Sementara ulama lain menolak pendapat ini dengan alasan bahwa pembatalan keinginan yang didasarkan atas ingatan beliau terhadap doa Nabi Sulaiman Alaihissalam itu bukan kemampuan bukan juga karena kerendahan hati, tetapi karena kesadaran beliau akan tidak mampu setelah Nabi Sulaiman memohon agar kekuasaan yang dianugerahkan Allah kepadanya tidak dianugerahkan Allah kepada siapapun.

Kalau kita berpendapat bahwa Nabi dapat menguasai dan memperperalat jin, apakah manusia selain Nabi dapat juga menguasai dan memanfaatkannya ? Penulis (M Quraish Shihab) tidak menemukan ayat Al-Qur'an yang dapat dijadikan dasar menjawab pertanyaan ini.

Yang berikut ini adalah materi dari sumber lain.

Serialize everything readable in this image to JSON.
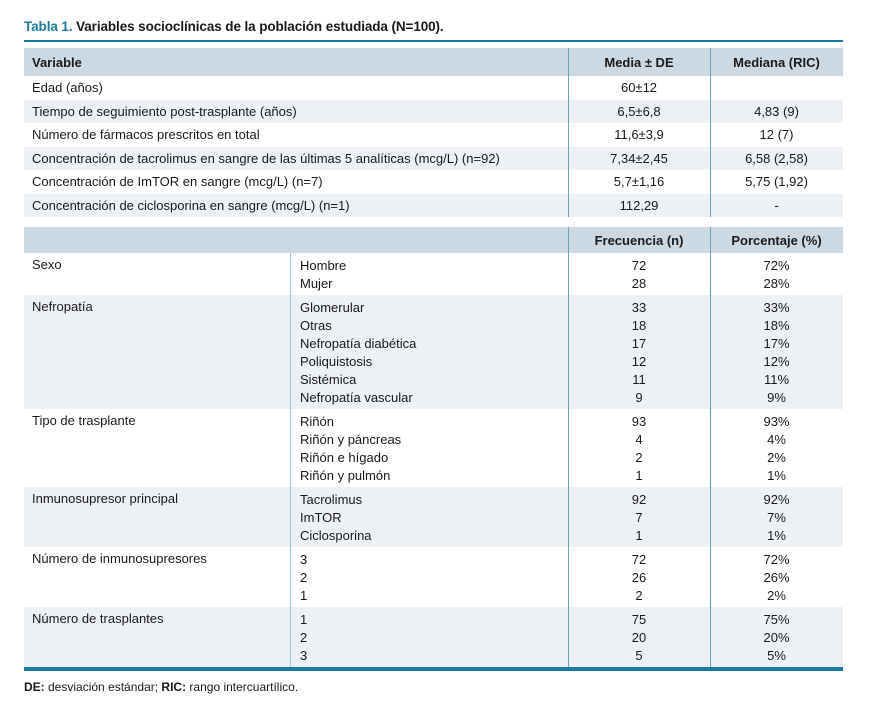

Hadis-hadis Nabi Muhammad Shallallahu Alaihi Wasallam juga tidak ada yang saya jelaskan dapat dijadikan dalil. Kalaupun ada hadis yang maknanya dapat mengarah ke Makna tersebut pastilah diperselisihkan kesahihannya dan kandungan maknanya.

Tidak terdapat dalam ayat-ayat isyarat tentang pendudukan dan pemanfaatan potensi jin, ayat yang berbicara tentang hubungan Nabi Sulaiman Alaihissalam dengan jin hanya menyatakan.

"Dan dihimpunkan untuk Sulaiman tentaranya dari jin, manusia, dan burung lalu mereka itu diatur dengan tertib (dalam barisan," (QS. al-Naml ayat 27). 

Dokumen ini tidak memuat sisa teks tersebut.